Peter winkte die Jungen näher an sich heran. Langsam und vorsichtig schlichen sich die Kinder zu ihm, einige entschlossen, andere eher ängstlich, so wie der kleine Tootles, der von solchen Aktionen nichts hielt.
Peter ignorierte ihn.
Im Gegensatz zu Tootles liebte er das Risiko und die Gefahr. Und außerdem brauchten die Jungen ja irgendetwas zum Überleben und ihrem Fall half da halt nur stehlen. Und zwar so viel wie sie kriegen konnten, denn wer wusste wie viel sie auf ihrem nächsten Beutezug erlangten. Das Stehlen war das einzige was den Waisenjungen blieb, denn zum Arbeiten waren sie zu jung.
Peter war ihr Anführer - auch wenn er nicht unbedingt der älteste von ihnen war. Er war Anführer, weil er der mutigste, frechste und ehrgeizigste Junge war - das behauptete er von sich selbst und es war auch wirklich so. Peter plante immer ihre nächsten Plünderungen und war auch immer der erste, der sich, falls etwas schief lief, tatkräftig den Jungen zur Seite stellte. Denn für seine einzigen Freunde würde er alles tun. Er war kein schlechter Mensch. Eigentlich war er sogar ein sehr guter Mensch ...
Peter musterte den Händlerstand etwas abseits von den anderen Marktständen. Es war ein Obststand - wenn sie Glück hatten und alles glatt lief, wären sie heute Abend alle satt.
"Okay, ihr positioniert euch vor dem Stand, so wie wir es besprochen haben", wies Peter den größten Teil der Gruppe an. "Curly übernimmt das Ablenkungsmanöver. Ich regle die Brandstiftung. Also los!"
So unauffällig wie es ging, verteilten sich die Jungen auf dem Markt und schlenderten Richtung Obststand. Peter und Curly grinsten sich an, dann schlichen sie sich von hinten auf den Verkäufer am Stand zu.
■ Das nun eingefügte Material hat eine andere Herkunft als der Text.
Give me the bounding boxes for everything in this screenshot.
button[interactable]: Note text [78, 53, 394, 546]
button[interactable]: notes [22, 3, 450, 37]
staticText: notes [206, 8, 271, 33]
Ein paar Meter vor dem Stand huschte Peter hinter eine weitere Hausecke und kletterte flink an einer Blumenranke auf das Dach des Hauses. Von hier aus hatte er einen fantastischen Blick auf den gesamten Markt. Er sah die Jungen unten umher wanderten und sich langsam den Obststand nähern. Der Obstverkäufer ahnte von nichts.
Peter kramte eilig in seiner Manteltasche und zog ein paar Streichhölzer hervor.
Curly hatte mittlerweile den Stand erreicht. Er begann mit dem Verkäufer ein Gespräch. Von hier aus konnte Peter nicht hören was sie sagten, aber er hatte mit Curly genau besprochen was zu tun war und er vertraute ihm. Der Verkäufer drehte sich genervt zu Curly um - das war Peters Chance. Eilig entzündete er ein Streichholz und ließ es vorsichtig auf die Plane, die über dem Stand als Regen- und Sonnenschutz hing, fallen.
Bitte lass es nicht ausgehen, bitte ... Es passierte nichts. Das Streichholz glomm zwar noch immer, aber entfachte kein Feuer.
Peter verlor schon fast die Hoffnung, als er auf die unversehrte Plane starrte, aber dann plötzlich loderte das alte Stück Stoff auf und es dauerte nicht lange da stand das gesamte Tuch in Flammen.
Peter stieß einen lautlosen Jauchzer aus. Die Leute und der Verkäufer hatten schnell bemerkt, dass etwas nicht stimmte und schon bald erfüllten panische Schreie den Markt. Verzweifelt versuchte der Verkäufer das Tuch von den Stangen loszureißen, doch es hatte sich ineinader verheddert. Peter beobachtete das wilde Treiben unter sich. Das Feuer hatte nun auch eine weitere Plane am Stand daneben erfasst und die Panik in der Menge stieg an.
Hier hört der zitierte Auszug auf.